La définition du bonheur
Publié le 8 Novembre 2021
Voici un roman de la rentrée littéraire qui, dans la même veine que Fille de Camille Laurens l'année dernière, me laisse pourtant plus mitigée. S'étirant sur plusieurs décennies, des années 80 à nos jours, le récit entrecroise les destins de deux femmes, vivant chacune d'un côté de l'Atlantique et dont nous apprenons le lien à la fin du roman. 𝓒𝓵𝓪𝓻𝓲𝓼𝓼𝓮, amoureuse passionnée et fervente voyageuse sur le continent asiatique, porte en elle depuis l’adolescence un traumatisme. 𝓔̀𝓿𝓮, dans une relation maritale profonde et stable, profite d'une vie aisée et en apparence épanouissante à New-York. À travers l’entrelacement tardif de leurs destinées, ce roman dresse le tableau d’une époque et interroge 𝓵𝓮 𝓻𝓪𝓹𝓹𝓸𝓻𝓽 𝓭𝓮𝓼 𝓯𝓮𝓶𝓶𝓮𝓼 𝓪𝓾 𝓬𝓸𝓻𝓹𝓼 𝓮𝓽 𝓪𝓾 𝓭𝓮́𝓼𝓲𝓻, 𝓪̀ 𝓵’𝓪𝓶𝓸𝓾𝓻, 𝓪̀ 𝓵𝓪 𝓶𝓪𝓽𝓮𝓻𝓷𝓲𝓽𝓮́, 𝓪𝓾 𝓿𝓲𝓮𝓲𝓵𝓵𝓲𝓼𝓼𝓮𝓶𝓮𝓷𝓽 𝓮𝓽 𝓪𝓾 𝓫𝓸𝓷𝓱𝓮𝓾𝓻, qu'elle que soit leur classe sociale. Les souffrances féminines sont évoquées depuis le viol jusqu'à la tromperie en passant par l'avortement, la fausse couche, les violences masculines et les féminicides… Une chose à savoir : dans le premier chapitre, le récit du viol en réunion de Clarisse est particulièrement difficilement soutenable. Catherine Cusset, dont je découvre la plume, veut rendre compte des malheurs et des difficultés qui peuvent s'abattre sur les femmes. Mais, à vouloir tout raconter, je trouve que son condensé ne rend pas service au roman : plat et cliché. La condition féminine se résumerait à vivre dans la crainte de l'agression, au risque de tomber sous le charme d'un mec irrespectueux, à découvrir l'adultère, à avoir un cancer du sein. Et les hommes, sont-ils vraiment tous violents, lâches, infidèles ou arrogants ? A-t-on besoin de l'étalage de toute cette médiocrité pour intéresser son lecteur ? Elle écrit d'ailleurs à la page 294 : "C'est l'écriture, pas l'histoire, qui fait la littérature, non ?". À mon sens, pour faire de la littérature, il faut justement savoir combiner les deux ! Et même au niveau de l'écriture, ce n'est pas transcendant (voir les exemples ci-dessous). Le début du roman s’annonçait prometteur et certains passages sont intéressants (l’adolescence de Clarisse, la période de l'adultère à New-York...) mais d'autres assez anecdotiques (l'accouchement, les vacances méditerranéennes...). Bref : à lire si vraiment la thématique féministe du point de vue des quinquas d'aujourd'hui vous intéresse mais pas forcément à mettre sous le sapin.

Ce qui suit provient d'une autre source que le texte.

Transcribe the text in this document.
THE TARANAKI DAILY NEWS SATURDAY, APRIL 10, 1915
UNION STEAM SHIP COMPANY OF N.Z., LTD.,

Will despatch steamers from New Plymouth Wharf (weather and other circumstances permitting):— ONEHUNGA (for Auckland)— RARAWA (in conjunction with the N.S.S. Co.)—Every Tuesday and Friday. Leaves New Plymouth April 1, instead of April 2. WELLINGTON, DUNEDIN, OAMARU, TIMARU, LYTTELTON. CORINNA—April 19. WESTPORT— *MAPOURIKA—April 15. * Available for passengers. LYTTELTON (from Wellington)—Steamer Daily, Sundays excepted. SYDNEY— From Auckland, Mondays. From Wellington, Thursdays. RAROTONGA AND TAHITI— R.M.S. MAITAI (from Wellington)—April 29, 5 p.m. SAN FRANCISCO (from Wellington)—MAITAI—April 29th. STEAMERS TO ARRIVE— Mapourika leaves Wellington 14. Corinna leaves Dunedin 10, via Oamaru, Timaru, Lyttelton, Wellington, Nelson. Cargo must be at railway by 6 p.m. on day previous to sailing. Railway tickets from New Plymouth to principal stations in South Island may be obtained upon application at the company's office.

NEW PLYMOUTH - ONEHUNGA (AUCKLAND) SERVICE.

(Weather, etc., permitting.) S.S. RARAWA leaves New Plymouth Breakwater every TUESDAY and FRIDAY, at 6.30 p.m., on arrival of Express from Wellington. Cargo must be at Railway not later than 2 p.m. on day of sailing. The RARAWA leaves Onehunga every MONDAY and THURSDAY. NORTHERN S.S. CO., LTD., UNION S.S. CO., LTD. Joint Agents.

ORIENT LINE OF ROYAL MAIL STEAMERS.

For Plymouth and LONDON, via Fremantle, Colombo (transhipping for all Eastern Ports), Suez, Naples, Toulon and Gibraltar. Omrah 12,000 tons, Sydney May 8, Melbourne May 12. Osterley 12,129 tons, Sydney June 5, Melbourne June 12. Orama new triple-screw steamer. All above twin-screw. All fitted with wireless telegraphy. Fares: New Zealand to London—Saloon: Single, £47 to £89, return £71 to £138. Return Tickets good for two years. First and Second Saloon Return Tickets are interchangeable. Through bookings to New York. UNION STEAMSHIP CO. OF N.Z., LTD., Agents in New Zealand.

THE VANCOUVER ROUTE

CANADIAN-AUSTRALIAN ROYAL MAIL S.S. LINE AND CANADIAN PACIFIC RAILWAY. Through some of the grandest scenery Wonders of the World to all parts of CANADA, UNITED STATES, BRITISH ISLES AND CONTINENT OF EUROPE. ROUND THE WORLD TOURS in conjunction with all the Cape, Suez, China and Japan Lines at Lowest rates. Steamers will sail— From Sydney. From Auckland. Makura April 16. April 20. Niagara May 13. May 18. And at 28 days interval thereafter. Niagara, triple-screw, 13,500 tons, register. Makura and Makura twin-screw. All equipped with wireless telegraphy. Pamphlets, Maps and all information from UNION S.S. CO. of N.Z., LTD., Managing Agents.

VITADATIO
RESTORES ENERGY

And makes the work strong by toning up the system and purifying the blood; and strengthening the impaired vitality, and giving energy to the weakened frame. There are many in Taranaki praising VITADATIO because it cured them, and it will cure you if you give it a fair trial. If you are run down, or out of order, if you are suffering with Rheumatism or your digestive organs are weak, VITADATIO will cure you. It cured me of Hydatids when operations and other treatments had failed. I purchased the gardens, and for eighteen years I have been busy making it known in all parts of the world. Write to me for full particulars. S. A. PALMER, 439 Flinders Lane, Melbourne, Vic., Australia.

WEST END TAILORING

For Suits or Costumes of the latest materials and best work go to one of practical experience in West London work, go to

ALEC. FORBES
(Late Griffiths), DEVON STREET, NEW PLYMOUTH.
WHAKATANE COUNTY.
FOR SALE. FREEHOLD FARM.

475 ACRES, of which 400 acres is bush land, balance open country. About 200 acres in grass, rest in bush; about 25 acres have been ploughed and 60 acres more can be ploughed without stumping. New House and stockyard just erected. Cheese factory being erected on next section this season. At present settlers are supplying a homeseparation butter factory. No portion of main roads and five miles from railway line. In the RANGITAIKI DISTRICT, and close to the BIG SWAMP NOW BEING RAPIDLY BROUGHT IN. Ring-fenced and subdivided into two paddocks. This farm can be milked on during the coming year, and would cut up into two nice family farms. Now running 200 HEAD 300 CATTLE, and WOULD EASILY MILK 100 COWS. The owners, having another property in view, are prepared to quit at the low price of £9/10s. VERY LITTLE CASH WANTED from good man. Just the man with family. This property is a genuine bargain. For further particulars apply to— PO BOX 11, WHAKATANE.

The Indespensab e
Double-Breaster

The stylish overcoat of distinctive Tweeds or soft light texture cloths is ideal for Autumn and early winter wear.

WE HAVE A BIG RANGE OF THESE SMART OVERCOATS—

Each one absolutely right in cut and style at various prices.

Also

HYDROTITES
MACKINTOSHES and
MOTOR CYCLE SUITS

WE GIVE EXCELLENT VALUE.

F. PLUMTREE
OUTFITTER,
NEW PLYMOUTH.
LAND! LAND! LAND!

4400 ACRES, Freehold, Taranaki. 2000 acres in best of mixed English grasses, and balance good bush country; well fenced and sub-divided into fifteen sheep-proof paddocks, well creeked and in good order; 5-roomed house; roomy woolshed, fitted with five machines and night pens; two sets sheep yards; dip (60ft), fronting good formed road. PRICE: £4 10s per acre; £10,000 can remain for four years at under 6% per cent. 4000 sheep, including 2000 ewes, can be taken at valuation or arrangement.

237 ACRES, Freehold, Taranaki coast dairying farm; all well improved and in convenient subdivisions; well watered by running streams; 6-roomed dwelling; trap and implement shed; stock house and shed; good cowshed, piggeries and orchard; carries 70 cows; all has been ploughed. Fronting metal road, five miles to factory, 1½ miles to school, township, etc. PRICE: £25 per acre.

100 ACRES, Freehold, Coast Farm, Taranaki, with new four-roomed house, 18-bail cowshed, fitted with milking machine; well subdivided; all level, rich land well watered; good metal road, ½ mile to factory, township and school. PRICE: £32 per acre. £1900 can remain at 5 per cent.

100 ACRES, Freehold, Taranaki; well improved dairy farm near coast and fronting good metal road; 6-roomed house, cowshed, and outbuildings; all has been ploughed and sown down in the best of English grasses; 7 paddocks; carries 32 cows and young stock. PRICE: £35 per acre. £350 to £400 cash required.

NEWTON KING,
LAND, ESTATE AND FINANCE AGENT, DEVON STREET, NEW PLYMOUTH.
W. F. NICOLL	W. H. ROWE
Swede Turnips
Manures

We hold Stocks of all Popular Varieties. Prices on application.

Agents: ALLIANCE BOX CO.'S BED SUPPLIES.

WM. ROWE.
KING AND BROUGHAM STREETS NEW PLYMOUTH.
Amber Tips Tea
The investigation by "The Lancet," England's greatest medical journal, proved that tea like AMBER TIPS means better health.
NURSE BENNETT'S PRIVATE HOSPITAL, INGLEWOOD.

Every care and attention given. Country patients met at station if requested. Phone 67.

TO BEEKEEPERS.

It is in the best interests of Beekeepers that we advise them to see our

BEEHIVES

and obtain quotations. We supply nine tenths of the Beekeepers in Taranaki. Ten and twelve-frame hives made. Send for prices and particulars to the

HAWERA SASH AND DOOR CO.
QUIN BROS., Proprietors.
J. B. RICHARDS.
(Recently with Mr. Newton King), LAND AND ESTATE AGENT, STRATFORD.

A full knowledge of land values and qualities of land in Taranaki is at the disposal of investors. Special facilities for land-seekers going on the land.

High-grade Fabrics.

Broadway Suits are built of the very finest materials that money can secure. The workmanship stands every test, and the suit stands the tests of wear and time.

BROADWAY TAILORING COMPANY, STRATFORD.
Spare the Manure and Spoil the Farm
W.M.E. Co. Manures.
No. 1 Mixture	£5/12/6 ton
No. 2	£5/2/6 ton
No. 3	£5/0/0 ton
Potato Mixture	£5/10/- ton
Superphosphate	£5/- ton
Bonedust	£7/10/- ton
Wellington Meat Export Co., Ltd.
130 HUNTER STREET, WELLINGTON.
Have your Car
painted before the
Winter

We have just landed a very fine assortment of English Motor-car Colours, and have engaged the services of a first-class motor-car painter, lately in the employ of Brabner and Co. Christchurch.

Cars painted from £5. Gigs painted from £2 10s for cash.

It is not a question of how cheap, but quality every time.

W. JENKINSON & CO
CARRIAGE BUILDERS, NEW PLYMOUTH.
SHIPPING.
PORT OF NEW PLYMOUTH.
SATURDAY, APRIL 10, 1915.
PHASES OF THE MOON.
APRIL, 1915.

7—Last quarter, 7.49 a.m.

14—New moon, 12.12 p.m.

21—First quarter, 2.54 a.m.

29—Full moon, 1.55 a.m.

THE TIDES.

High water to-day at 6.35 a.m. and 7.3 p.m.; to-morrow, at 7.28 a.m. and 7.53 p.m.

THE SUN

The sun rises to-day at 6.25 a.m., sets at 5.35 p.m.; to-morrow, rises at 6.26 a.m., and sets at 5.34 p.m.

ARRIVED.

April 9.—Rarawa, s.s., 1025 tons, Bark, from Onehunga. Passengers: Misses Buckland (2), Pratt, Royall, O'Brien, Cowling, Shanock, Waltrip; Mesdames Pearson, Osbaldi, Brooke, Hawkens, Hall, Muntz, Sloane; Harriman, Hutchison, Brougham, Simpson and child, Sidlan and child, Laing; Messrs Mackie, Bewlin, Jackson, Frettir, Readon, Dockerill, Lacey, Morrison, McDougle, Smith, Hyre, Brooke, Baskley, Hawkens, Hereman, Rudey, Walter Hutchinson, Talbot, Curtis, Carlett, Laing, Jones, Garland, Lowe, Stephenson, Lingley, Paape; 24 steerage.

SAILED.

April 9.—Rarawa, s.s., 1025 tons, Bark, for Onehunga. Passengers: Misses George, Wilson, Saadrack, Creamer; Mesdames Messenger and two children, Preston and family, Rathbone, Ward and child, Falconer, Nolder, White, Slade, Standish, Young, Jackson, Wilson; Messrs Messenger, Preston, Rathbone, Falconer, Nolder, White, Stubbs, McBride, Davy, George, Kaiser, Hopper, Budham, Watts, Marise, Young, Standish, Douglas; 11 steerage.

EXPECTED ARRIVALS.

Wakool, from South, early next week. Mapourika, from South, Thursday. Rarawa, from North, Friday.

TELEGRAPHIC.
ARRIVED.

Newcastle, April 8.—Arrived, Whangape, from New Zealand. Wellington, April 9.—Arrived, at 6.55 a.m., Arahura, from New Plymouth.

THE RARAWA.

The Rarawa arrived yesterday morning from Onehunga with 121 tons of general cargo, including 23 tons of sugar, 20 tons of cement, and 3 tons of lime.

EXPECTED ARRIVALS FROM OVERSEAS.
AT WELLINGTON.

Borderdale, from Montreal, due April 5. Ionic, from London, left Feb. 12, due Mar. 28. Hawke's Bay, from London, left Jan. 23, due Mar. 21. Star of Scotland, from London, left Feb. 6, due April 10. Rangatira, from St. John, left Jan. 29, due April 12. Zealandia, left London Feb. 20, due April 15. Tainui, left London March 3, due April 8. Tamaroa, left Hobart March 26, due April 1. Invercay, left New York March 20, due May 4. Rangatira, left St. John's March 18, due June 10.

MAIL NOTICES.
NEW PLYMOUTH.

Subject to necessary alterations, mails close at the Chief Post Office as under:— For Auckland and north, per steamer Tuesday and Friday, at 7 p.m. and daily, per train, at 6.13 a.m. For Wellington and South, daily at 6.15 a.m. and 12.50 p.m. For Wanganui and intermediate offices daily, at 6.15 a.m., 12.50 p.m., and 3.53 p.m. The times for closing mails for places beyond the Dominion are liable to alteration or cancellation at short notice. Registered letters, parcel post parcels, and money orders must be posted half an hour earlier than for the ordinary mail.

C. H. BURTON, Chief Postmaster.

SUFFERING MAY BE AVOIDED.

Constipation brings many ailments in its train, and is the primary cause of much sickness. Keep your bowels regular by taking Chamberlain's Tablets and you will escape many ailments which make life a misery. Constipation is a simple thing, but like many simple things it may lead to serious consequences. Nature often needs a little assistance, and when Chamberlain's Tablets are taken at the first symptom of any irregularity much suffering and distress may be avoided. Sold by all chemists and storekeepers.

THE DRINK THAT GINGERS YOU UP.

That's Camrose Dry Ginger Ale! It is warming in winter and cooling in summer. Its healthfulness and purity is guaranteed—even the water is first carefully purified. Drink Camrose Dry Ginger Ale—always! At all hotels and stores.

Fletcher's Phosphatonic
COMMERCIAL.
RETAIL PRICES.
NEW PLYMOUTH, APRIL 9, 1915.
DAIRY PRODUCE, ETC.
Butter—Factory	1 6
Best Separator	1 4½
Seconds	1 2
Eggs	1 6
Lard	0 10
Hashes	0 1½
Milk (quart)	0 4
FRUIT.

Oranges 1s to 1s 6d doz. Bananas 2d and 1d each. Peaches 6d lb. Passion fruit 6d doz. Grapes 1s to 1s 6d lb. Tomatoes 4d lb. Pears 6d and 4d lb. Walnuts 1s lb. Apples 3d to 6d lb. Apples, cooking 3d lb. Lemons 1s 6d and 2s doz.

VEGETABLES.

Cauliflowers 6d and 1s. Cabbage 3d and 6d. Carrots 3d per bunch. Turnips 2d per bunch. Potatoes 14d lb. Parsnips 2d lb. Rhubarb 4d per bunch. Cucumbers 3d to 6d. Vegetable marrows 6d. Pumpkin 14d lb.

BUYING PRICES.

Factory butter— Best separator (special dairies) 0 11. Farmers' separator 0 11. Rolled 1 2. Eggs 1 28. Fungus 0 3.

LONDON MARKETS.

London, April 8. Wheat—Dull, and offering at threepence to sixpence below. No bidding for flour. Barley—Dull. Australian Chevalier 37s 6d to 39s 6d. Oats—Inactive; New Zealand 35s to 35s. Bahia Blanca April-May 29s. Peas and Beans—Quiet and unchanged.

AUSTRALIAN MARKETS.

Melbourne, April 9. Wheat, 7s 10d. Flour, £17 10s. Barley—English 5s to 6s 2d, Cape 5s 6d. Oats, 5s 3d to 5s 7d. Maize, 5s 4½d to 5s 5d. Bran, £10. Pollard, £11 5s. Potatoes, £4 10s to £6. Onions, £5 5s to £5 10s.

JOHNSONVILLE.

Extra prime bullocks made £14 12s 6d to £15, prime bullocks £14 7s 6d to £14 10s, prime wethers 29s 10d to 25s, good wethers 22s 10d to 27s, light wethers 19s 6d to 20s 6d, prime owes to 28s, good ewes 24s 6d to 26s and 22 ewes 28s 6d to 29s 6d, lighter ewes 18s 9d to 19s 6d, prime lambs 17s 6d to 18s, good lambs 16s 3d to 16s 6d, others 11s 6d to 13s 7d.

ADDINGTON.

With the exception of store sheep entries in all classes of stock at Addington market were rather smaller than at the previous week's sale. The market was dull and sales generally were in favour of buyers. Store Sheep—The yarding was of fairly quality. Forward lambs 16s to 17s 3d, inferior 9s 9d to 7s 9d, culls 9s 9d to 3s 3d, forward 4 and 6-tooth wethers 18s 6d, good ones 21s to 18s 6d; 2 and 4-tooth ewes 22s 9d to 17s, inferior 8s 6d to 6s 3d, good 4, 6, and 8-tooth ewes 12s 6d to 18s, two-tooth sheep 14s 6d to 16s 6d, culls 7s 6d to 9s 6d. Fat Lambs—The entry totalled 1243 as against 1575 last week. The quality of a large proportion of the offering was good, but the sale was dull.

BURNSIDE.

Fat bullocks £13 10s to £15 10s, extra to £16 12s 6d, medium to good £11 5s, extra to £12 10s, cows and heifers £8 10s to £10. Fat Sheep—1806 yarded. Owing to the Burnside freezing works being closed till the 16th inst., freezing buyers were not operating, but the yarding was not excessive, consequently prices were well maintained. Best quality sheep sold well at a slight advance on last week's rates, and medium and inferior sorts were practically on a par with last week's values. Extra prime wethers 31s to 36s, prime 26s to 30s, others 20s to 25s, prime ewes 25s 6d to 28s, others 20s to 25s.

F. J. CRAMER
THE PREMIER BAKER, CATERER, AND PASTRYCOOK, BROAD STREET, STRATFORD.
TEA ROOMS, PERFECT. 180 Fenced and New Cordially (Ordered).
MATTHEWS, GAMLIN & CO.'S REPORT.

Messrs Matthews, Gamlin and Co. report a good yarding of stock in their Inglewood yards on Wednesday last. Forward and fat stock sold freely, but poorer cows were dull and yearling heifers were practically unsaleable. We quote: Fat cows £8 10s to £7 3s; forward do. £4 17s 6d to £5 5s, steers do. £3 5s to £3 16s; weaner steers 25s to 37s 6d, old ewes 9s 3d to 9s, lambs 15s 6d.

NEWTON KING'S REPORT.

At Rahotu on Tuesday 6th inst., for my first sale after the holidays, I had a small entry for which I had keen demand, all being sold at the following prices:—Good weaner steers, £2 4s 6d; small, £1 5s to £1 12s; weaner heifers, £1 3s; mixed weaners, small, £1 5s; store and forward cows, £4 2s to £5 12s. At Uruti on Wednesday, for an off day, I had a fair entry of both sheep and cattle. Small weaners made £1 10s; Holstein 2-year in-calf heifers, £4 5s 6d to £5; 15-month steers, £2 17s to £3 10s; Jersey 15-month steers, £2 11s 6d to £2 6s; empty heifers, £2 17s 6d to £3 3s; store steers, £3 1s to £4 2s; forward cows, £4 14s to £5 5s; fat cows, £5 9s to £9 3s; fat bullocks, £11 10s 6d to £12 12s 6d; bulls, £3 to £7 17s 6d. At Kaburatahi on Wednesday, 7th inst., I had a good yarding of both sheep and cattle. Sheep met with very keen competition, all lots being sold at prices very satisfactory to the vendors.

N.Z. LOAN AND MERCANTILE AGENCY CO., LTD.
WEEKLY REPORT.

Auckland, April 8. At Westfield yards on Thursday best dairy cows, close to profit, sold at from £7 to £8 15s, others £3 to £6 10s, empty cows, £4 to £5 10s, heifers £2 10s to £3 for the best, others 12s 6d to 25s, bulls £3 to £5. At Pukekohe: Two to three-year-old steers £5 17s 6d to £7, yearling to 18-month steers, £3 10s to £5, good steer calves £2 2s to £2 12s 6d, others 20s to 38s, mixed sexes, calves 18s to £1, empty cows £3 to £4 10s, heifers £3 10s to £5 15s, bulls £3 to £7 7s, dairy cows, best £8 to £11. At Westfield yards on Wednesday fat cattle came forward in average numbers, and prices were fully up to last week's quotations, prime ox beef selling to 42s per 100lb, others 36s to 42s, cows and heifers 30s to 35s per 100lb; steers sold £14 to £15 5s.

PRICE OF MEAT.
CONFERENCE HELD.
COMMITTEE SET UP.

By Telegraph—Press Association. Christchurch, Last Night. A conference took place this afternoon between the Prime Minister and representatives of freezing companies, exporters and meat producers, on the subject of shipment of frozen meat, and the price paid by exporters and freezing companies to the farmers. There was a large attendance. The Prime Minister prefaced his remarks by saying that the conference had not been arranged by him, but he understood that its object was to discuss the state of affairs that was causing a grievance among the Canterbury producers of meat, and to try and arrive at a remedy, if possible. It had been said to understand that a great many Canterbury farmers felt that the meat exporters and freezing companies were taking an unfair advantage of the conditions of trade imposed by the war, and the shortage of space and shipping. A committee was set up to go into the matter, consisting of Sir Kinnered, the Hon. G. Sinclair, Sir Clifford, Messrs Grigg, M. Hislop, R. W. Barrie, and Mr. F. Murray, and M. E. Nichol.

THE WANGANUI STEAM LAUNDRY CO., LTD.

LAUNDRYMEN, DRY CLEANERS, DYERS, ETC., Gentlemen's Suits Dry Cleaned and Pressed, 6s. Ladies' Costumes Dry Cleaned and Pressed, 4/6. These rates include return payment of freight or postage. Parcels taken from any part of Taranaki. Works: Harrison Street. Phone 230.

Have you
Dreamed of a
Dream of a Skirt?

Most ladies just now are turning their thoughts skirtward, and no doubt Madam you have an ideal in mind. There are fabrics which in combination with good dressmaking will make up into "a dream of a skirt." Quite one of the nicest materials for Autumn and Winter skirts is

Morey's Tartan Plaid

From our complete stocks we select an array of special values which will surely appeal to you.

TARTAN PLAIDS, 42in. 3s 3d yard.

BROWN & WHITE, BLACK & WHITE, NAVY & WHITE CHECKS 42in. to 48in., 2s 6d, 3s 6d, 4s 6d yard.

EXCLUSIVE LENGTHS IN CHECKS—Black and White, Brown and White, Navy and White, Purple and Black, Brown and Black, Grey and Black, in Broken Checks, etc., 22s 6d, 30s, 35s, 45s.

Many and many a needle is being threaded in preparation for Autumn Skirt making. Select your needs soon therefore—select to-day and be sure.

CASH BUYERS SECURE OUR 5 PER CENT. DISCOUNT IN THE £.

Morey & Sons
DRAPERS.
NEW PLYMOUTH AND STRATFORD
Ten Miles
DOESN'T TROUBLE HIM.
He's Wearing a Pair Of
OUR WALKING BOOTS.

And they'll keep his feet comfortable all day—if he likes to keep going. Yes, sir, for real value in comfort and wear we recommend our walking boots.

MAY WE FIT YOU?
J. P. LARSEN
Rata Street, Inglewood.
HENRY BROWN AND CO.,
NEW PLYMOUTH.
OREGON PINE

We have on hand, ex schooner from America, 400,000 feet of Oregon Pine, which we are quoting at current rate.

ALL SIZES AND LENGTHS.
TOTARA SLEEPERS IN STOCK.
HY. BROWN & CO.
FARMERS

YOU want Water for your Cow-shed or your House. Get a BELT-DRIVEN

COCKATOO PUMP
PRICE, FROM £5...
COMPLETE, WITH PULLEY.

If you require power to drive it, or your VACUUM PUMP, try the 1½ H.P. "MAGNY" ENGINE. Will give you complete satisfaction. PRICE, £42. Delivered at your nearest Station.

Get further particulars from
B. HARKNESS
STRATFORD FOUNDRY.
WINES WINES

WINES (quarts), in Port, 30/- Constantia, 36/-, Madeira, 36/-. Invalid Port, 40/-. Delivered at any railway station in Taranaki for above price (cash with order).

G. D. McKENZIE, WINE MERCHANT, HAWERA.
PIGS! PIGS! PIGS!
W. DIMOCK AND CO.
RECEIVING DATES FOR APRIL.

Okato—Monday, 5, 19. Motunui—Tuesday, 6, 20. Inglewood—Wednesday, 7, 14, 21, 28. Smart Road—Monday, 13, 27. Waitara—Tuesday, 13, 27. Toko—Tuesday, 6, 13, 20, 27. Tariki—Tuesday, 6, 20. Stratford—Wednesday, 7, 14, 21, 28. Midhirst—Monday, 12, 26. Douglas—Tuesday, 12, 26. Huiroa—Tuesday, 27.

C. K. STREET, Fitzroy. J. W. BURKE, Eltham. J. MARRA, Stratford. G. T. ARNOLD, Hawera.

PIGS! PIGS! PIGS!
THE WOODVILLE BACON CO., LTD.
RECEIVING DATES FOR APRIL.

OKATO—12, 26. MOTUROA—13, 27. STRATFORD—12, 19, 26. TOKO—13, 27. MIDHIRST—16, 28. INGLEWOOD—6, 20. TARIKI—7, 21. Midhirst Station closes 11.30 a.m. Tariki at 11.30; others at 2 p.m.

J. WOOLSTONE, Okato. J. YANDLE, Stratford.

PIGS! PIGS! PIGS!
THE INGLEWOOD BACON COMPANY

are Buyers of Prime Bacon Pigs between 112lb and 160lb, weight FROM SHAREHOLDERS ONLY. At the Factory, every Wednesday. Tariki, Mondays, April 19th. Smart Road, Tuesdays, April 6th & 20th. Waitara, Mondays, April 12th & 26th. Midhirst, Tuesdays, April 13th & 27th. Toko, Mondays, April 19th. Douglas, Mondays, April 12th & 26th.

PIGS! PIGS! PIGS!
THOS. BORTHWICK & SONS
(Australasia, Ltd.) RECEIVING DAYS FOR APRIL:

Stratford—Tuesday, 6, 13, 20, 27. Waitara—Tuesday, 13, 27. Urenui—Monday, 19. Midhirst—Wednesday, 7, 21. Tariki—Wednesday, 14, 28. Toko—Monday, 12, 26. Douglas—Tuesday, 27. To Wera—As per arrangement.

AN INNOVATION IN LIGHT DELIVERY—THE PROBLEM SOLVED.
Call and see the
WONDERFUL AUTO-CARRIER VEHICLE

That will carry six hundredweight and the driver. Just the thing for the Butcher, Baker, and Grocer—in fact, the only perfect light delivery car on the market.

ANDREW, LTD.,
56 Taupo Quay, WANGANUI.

Avoir seize ans, foncer dans la nuit calme sur une route déserte et sentir la brise tiède caresser vos épaules tout en enlaçant la taille d'un garçon qui vous a embrassé hier pour la première fois, la joue appuyée contre son dos : ce devait être la définition du bonheur.
Qu'est-ce qu'il te ressemble ! Il a tes yeux, ton nez, ta bouche, tes cheveux.
- Je sais, le pauvre.
- Pas du tout ! Il est très beau. Mais on voit que c'est un autre moule. Martin et Lucas sont identiques, avec juste des couleurs différentes, le brun aux yeux bleus et le blond aux yeux marron. Il était plaisant de parler avec lui. Il s'intéressait à ses fils avec un œil de peintre.
Elle n'avait pas besoin d'aller en ligne pour rencontrer des hommes.